Quadratini (little squares) is an Italian brand of cube wafer biscuits with layered sheets. It is produced by the company Loacker, a business founded in 1925 in South Tyrol, Italy by Alfons Loacker.

== Production ==
Loacker SpA was founded in 1925 by Alfons Loacker, and Quadratini was introduced as a commercial product in 1994. A. Loacker AG headquarters are located in South Tyrol, Italy and the company has a production plant in Heinfels, Austria.

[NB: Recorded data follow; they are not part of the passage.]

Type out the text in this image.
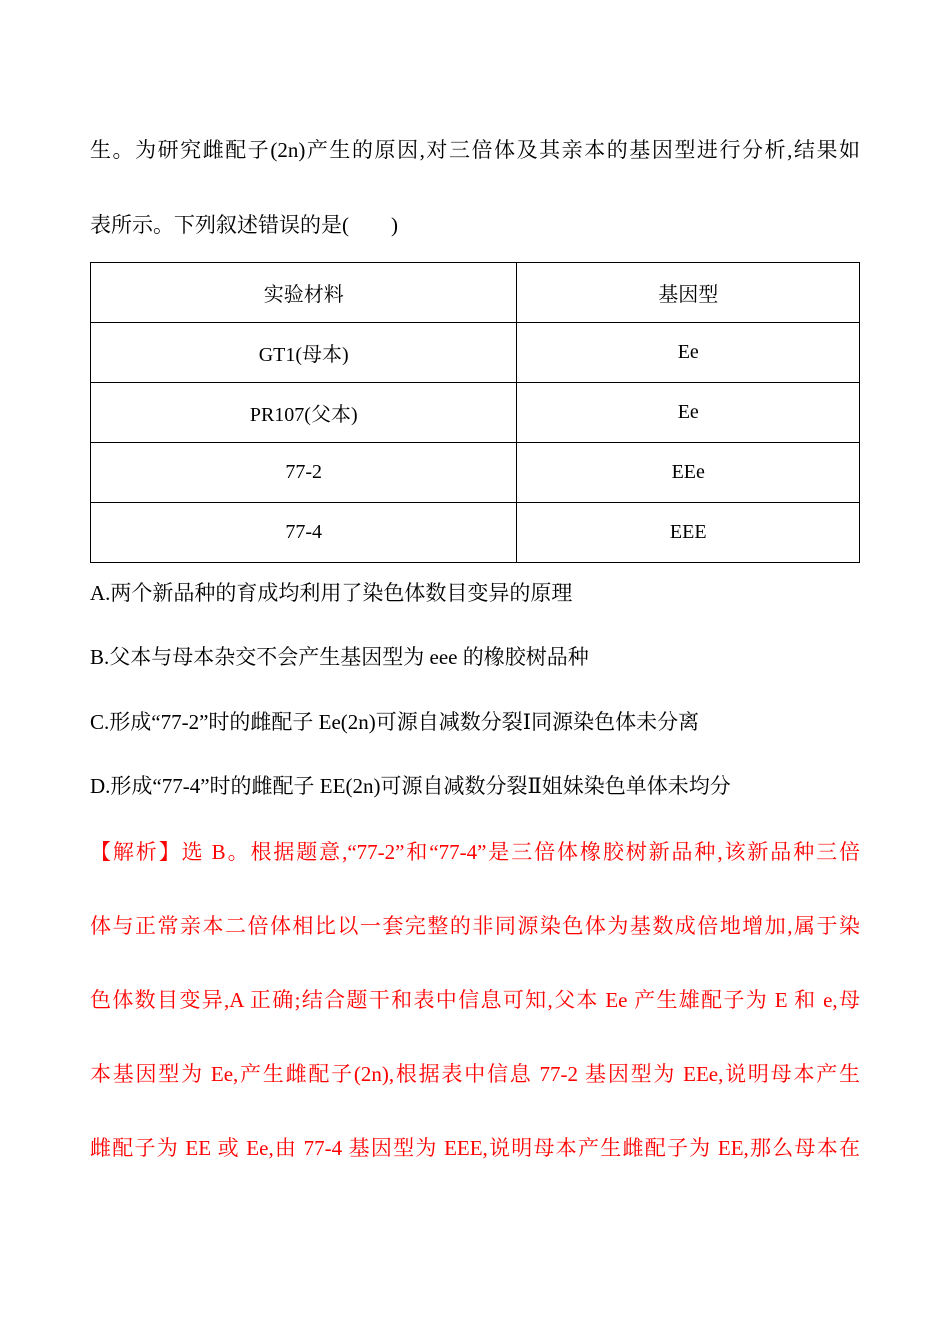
生。为研究雌配子(2n)产生的原因,对三倍体及其亲本的基因型进行分析,结果如
表所示。下列叙述错误的是(　　)
实验材料	基因型
GT1(母本)	Ee
PR107(父本)	Ee
77-2	EEe
77-4	EEE
A.两个新品种的育成均利用了染色体数目变异的原理
B.父本与母本杂交不会产生基因型为 eee 的橡胶树品种
C.形成“77-2”时的雌配子 Ee(2n)可源自减数分裂Ⅰ同源染色体未分离
D.形成“77-4”时的雌配子 EE(2n)可源自减数分裂Ⅱ姐妹染色单体未均分
【解析】选 B。根据题意,“77-2”和“77-4”是三倍体橡胶树新品种,该新品种三倍
体与正常亲本二倍体相比以一套完整的非同源染色体为基数成倍地增加,属于染
色体数目变异,A 正确;结合题干和表中信息可知,父本 Ee 产生雄配子为 E 和 e,母
本基因型为 Ee,产生雌配子(2n),根据表中信息 77-2 基因型为 EEe,说明母本产生
雌配子为 EE 或 Ee,由 77-4 基因型为 EEE,说明母本产生雌配子为 EE,那么母本在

Quadratini is notable for the cookie's all-natural ingredients. Loacker brand advertises wafer cookies without additives.

== Varieties ==

- Hazelnut
- Chocolate
- Vanilla
- Dark Chocolate
- Cacao and Milk
- Double Chocolate
- Lemon
- Coconut
- Raspberry Yoghurt
- Blueberry Yoghurt
- Tiramisu
- Matcha – Green tea
- Cappuccino
- Espresso
- Gingerbread (Seasonal)
- Speculoos-Orange (Seasonal)
- Cheese
- Cinnamon (Seasonal)
- Peanut Butter
- Multigrain Hazelnut
- Multigrain Chocolate

== Design ==

Loacker features Quadratini in a trademarked resealable bag with nine servings of eight wafer biscuits each. Each biscuit is about 1 x 2 x 2 cm with five layers of wafer and four layers of cream flavor. In the U.S., Quadratini are often sold in natural food stores as they contain no artificial flavors, artificial colorings or preservatives and have 0 grams of trans fat.

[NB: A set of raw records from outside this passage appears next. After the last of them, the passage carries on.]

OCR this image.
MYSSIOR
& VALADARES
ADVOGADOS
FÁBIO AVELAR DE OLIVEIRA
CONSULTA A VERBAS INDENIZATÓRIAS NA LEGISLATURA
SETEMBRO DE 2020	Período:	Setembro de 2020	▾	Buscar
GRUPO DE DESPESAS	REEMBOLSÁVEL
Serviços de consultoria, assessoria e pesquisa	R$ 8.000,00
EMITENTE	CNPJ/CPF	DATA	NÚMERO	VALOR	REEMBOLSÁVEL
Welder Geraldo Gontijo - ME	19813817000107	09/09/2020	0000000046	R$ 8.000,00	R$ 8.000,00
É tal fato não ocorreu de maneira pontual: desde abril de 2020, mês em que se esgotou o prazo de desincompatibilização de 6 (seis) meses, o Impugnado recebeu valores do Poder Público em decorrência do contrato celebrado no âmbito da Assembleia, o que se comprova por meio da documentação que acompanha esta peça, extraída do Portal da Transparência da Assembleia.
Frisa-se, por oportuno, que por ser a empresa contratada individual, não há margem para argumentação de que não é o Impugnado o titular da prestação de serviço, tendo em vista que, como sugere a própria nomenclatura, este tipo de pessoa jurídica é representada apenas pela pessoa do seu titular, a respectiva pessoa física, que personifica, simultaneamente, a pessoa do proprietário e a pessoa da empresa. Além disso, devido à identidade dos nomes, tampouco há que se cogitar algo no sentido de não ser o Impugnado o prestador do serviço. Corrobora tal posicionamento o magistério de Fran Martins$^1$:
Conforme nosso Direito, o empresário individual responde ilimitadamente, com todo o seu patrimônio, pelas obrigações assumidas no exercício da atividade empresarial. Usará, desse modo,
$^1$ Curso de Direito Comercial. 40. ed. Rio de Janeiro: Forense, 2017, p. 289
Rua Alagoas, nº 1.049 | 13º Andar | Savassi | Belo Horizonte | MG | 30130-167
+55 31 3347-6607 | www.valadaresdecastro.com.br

== Trademark controversies ==

In 2003, Loacker's legal representatives filed a complaint with the Syrian Ministry of Supplies and subsequently the Lebanese Public Prosecutor for a suspected infringement and production of a trademarked product. A Syrian company was suspected of infringing, manufacturing and exporting large quantities of “Ghrnata Quadratini” using the same general appearance and design as the packages of the Loacker Quadratini product for a Lebanese importer that acted as the exporter to Saudi Arabia and neighboring countries.

Both the Syrian exporter and Lebanese importer were raided by the police under Seizure and Confiscation orders. The police confiscated more than four thousand cartons each containing 30 packages.

The two parties involved in the scandal agreed to sign a settlement that admitted to, apologized for, and agreed to stop further production of any product that would infringe on Loackers’ trademarks and rights.

A. Loacker SpA v. OHIM (28 January 2009)
Applicant A. Loacker SpA of Ritten sought to annul the decision made by the Office for Harmonisation in the Internal Market, for trademarks and designs, to allow an applicant for a community trademark, Editrice Quadratum SpA., to obtain an Italian Trademark in Milan, Italy. The word in question was “quadratum” as A. Loacker SpA contested that the word infringed on their “quadratini”. The courts decided to uphold the application for Editrice Quadratum SpA.